Final answer:
To cool an 80-kg person by 1°C through the evaporation of sweat, 80 grams of water would need to evaporate, not 539, 640, 800, or 400 grams as listed in the options. There is likely a typo in the provided choices.
Step-by-step explanation:
To determine the amount of water, in grams, needed to cool a person by 1 Celsius degree, we utilize the principle of heat transfer via the evaporation of sweat. The specific heat of water is 4.184 J/g°C. This means that to heat 1 gram of water by 1°C, 4.184 joules of energy are required. Conversely, the evaporation of 1 gram of water from the body would absorb the same amount of energy from the body, thereby cooling the body.

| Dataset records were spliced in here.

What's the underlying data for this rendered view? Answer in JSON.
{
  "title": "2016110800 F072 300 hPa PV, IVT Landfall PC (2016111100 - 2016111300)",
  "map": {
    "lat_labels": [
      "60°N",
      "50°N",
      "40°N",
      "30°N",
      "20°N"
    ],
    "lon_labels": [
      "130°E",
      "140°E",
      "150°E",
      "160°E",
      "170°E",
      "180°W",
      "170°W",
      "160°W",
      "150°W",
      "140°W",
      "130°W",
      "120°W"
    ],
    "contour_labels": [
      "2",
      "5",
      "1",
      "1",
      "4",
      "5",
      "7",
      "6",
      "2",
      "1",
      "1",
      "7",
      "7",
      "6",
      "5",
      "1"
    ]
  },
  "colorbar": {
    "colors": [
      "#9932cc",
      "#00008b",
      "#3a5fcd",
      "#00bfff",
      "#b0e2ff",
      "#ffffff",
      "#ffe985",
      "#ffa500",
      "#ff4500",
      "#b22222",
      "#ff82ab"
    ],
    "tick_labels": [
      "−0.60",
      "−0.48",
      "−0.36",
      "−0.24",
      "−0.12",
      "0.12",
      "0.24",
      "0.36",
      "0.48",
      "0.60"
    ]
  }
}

Using the given information, if an 80-kg person can be cooled by 1°C by evaporating 1 gram of water, then to cool the same person by 1°C, we'd need the equivalent amount of water in grams to their weight in kilograms, assuming a direct 1:1 gram-to-kilogram ratio. Therefore, to cool an 80-kg person by 1°C requires the evaporation of 80 grams of water.
However, since the options provided do not include 80 grams, it appears there might be a typographical error in the question. The correct answer, following the logic and proportional relationship stated, would be 80 grams, but based solely on the provided options, none of them are correct.